I met a man last year who photographs birds. I was new to dating after my 22-year-old marriage ended, and I very much wanted to be open to new experience. Despite having absolutely no knowledge or even interest in birds or birding or bird photography, I found his photos mesmerizing. His passion for birds seemed as vast as the patience it took to really capture them through photography, and I only became aware of that patience when I went out walking with him in an Orange County park last year, one of many that dot the otherwise drab, cookie-cutter landscape. Within moments my friend pointed out a startlingly blue bird on a branch in a nondescript tree ahead of us and a small brown bird at the base of the trunk. He looked up and scanned the sky.
“There’s a red-tailed hawk”, he said and pointed to a bird soaring high above us. We walked over and sat on a curb at the edge of the park and faced a dirt gulley that ran along the road. “See the Burrowing Owls?” he asked and raised his camera with the very long lens. Across the street, blending into the brown dirt were three small owls, about eight inches high, staring at us, swiveling their heads, looking up into the sky and then darting down into a hole. I might as well have been dropping down into a hole, a proverbial Alice, into a world that I had absolutely no awareness of but that had existed, evidently, always.

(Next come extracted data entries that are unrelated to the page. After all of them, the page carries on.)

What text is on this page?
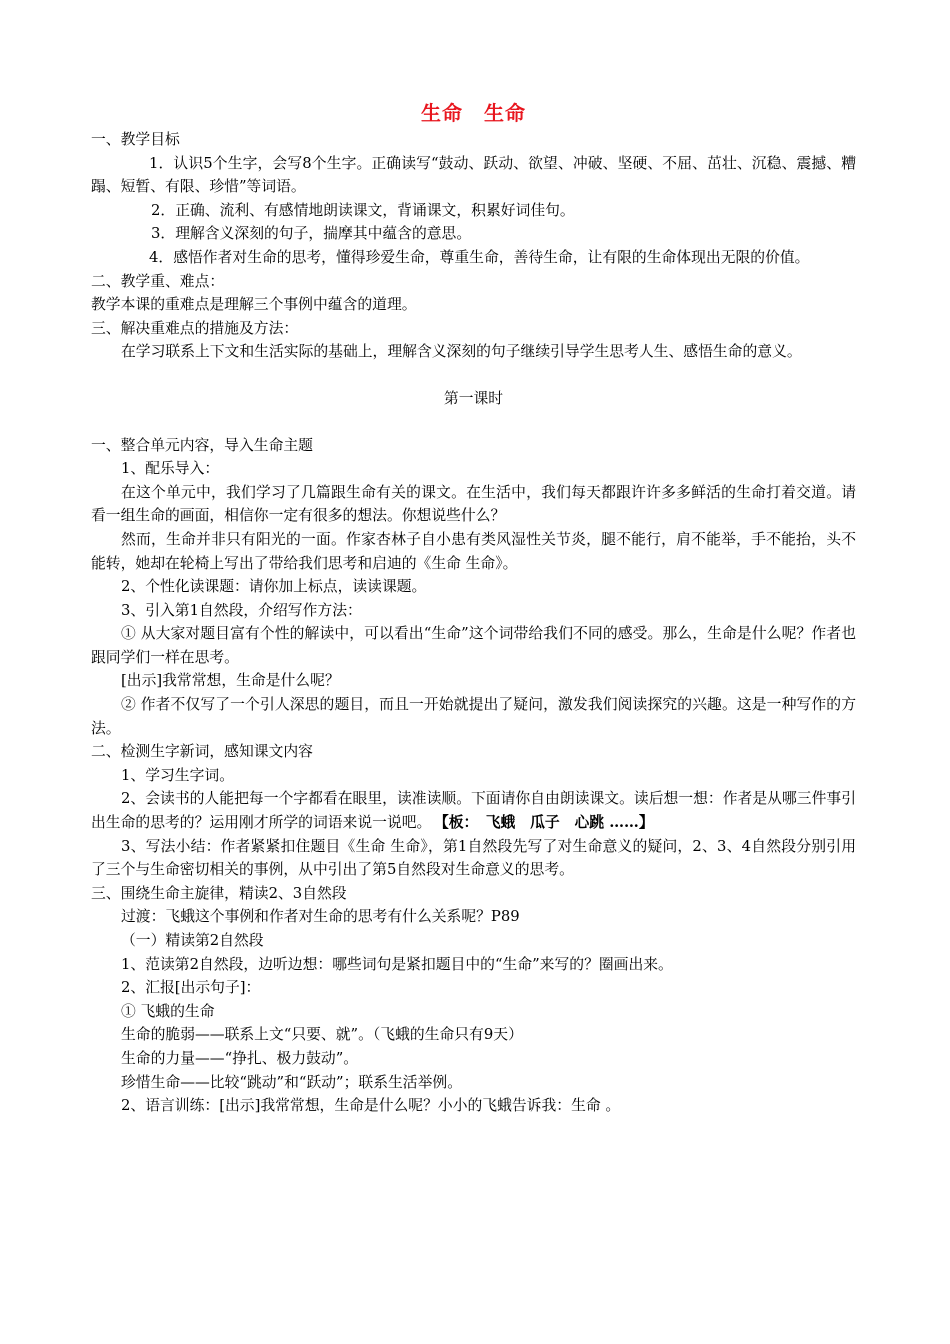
生命　生命

一、教学目标

1．认识5个生字，会写8个生字。正确读写“鼓动、跃动、欲望、冲破、坚硬、不屈、茁壮、沉稳、震撼、糟蹋、短暂、有限、珍惜”等词语。

2．正确、流利、有感情地朗读课文，背诵课文，积累好词佳句。

3．理解含义深刻的句子，揣摩其中蕴含的意思。

4．感悟作者对生命的思考，懂得珍爱生命，尊重生命，善待生命，让有限的生命体现出无限的价值。

二、教学重、难点：

教学本课的重难点是理解三个事例中蕴含的道理。

三、解决重难点的措施及方法：

在学习联系上下文和生活实际的基础上，理解含义深刻的句子继续引导学生思考人生、感悟生命的意义。

第一课时

一、整合单元内容，导入生命主题

1、配乐导入：

在这个单元中，我们学习了几篇跟生命有关的课文。在生活中，我们每天都跟许许多多鲜活的生命打着交道。请看一组生命的画面，相信你一定有很多的想法。你想说些什么？

然而，生命并非只有阳光的一面。作家杏林子自小患有类风湿性关节炎，腿不能行，肩不能举，手不能抬，头不能转，她却在轮椅上写出了带给我们思考和启迪的《生命 生命》。

2、个性化读课题：请你加上标点，读读课题。

3、引入第1自然段，介绍写作方法：

① 从大家对题目富有个性的解读中，可以看出“生命”这个词带给我们不同的感受。那么，生命是什么呢？作者也跟同学们一样在思考。

[出示]我常常想，生命是什么呢？

② 作者不仅写了一个引人深思的题目，而且一开始就提出了疑问，激发我们阅读探究的兴趣。这是一种写作的方法。

二、检测生字新词，感知课文内容

1、学习生字词。

2、会读书的人能把每一个字都看在眼里，读准读顺。下面请你自由朗读课文。读后想一想：作者是从哪三件事引出生命的思考的？运用刚才所学的词语来说一说吧。 【板：　飞蛾　瓜子　心跳 ……】

3、写法小结：作者紧紧扣住题目《生命 生命》，第1自然段先写了对生命意义的疑问，2、3、4自然段分别引用了三个与生命密切相关的事例，从中引出了第5自然段对生命意义的思考。

三、围绕生命主旋律，精读2、3自然段

过渡：飞蛾这个事例和作者对生命的思考有什么关系呢？P89

（一）精读第2自然段

1、范读第2自然段，边听边想：哪些词句是紧扣题目中的“生命”来写的？圈画出来。

2、汇报[出示句子]：

① 飞蛾的生命

生命的脆弱——联系上文“只要、就”。（飞蛾的生命只有9天）

生命的力量——“挣扎、极力鼓动”。

珍惜生命——比较“跳动”和“跃动”；联系生活举例。

2、语言训练：[出示]我常常想，生命是什么呢？小小的飞蛾告诉我：生命 。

This is a post about awareness. “You’ll be writing your blog from your unique standpoint of bluntness and anger,” an organizer said in a conference call we had recently about this upcoming project. “The theme is awareness during Cerebral Palsy Awareness Month.” I winced, to tell you the truth. As a writer who happens to also be the mother of a young adult with severe disabilities, including refractory epilepsy and cerebral palsy, I struggle daily with issues of identity. I am aware, nearly constantly, of my daughter’s and my interdependence, of how our very identities can merge and separate and how that movement defines my writing. I can be angry and am very much blunt as I strive to strip my writing of sentimentality and cliché, to always honor my own truth, the truth and awareness of how disability has affected both myself and my daughter who has no voice, other than mine, to tell her own story. At the same time, I am exquisitely aware that despite her disabilities, she has her own story and integrity, that it’s an honor and a privilege to not only care for her but to tell her story straight and to help ensure that she is treated with dignity and able to live a life of beauty.
“Oh God, I hate these “awareness” months,” I think I replied. The people on the conference call laughed at this corroboration of my inclination toward anger and irritability at worst and dark humor at best. Our family has navigated stares and silence in public for over two decades with an occasional pitying glance or clichéd remark about how “special” we are to do what we do, or how “God only gives us what we can handle.” People, however well-meaning, don’t realize that I have spent countless hours over the past twenty years fighting for the right for my daughter to receive an education, health insurance, healthcare and even the right to exist. I’m not sure why, but we also live in a culture that sometimes even defines our humanity by our ability to speak. My daughter is non-verbal and thus often invisible, even to members of my own family and close friends. I am irritated that during these special marked months, I am somehow called upon to step up this awareness activity more than I already do. Why can’t every month be one where everyone is aware that the world is made up of people of vastly different abilities and that our awareness should extend to even those who might not be able to express themselves in conventional ways? Why must we mark them with specific monikers to get people’s attention in a certain time period? How can awareness to what is all around us be consigned to a time period?
I notice birds now even in my city neighborhood, darting from bush to tree in the alley outside my kitchen window, alighting on the palm tree that reaches up into the southern California blue sky and on the wires that crisscross my backyard. In an article in The Paris Review, Megan Mayhew Bergman wrote, “Birding is a heightened, finely tuned way of seeing.” I am aware that birds and owls and small creatures are, quite literally, everywhere around me and have always been everywhere around me. I am still seeing the man who brought this awareness to me, have begun to compile what birders and bird photographers call a life list. You see where I’m going.
I feel slightly embarrassed these days when I notice a bird in the bush outside of the grocery store or see a hawk swoop down out of the sky on the freeway. While I am conscious of this new-found sensitivity, I know that it isn’t so much my observation that brings them into being but that they have been there all along. Awareness of disability, of those who are “different,” who are, perhaps, more colorful or might otherwise blend into the landscape should be an ongoing exercise, something heightened and finely tuned. People like my daughter, like your son or your cousin or your neighbor or your co-worker are all around you. They are alive and intricately woven into the world by necessity. Be aware. Observe. See them.